I would eventually be directed to the woman that would help me. Her name is Joy Nelson and she is an absolute angel – I’m sending her flowers after this! She was the liaison between Sister Stevens and me and it was her skills that made all of this possible. She was wonderful to work with and really taught me about how to be someone who could help others. I truly have learned so much about helping others through all of this.

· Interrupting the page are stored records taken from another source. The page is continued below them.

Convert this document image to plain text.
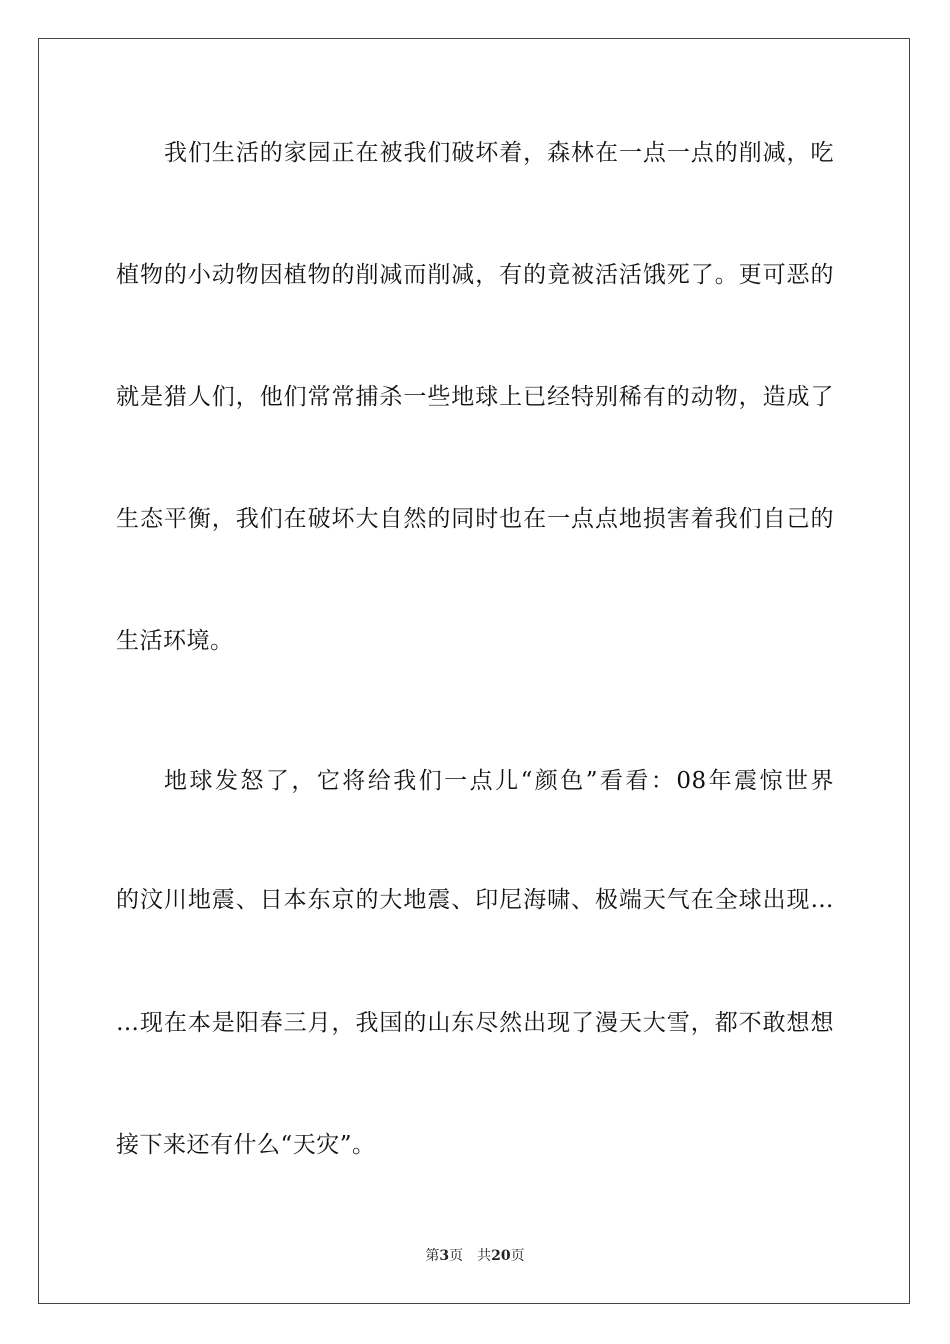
我们生活的家园正在被我们破坏着，森林在一点一点的削减，吃
植物的小动物因植物的削减而削减，有的竟被活活饿死了。更可恶的
就是猎人们，他们常常捕杀一些地球上已经特别稀有的动物，造成了
生态平衡，我们在破坏大自然的同时也在一点点地损害着我们自己的
生活环境。
地球发怒了，它将给我们一点儿“颜色”看看：08年震惊世界
的汶川地震、日本东京的大地震、印尼海啸、极端天气在全球出现…
…现在本是阳春三月，我国的山东尽然出现了漫天大雪，都不敢想想
接下来还有什么“天灾”。
第3页 共20页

Sister Nelson called to ask me exactly what I needed Sister Stevens to do and I explained to her that I felt kind of silly asking for her because we didn’t want her as a special speaker – I just wanted her to extend her love and meet the children and families. Sister Nelson gave a sigh of relief and said, “That’s exactly what we needed to know. If you were requesting her as a special speaker then we would have to get this approved someone in the Area Presidency, but because of what you’re asking, she can just show up to this as a special visitor”. I couldn’t believe what I was hearing! It was lining up too perfectly by this point that there was no mistaking that this was supposed to happen. Anyway, within about 72 hours I had been given our special speaker for our Ward activity and everybody was so excited when they heard about it. I still can’t get over the fact that there is no mistaking that she was who Heavenly Father had prepared for us. I don’t understand the significance of all of it. As nice as it would be to just accept this as a gift I can’t help but wonder why…. Why her, why us, why now? One day, I hope to be able to see the effects of this activity and for now I will just sit in awe of it all….literally.
God is good. I have always known this, but to know it in such a specific way is…like tasting of the fruit of the tree of life. Today I learned that when you are deeply pondering to only yourself, Heavenly Father is still listening and eager to answer the questions we don’t ask. He cares so much about us. If He’s willing to answer an unasked question, imagine what He’s willing to do when we do ask! Yes, God is good.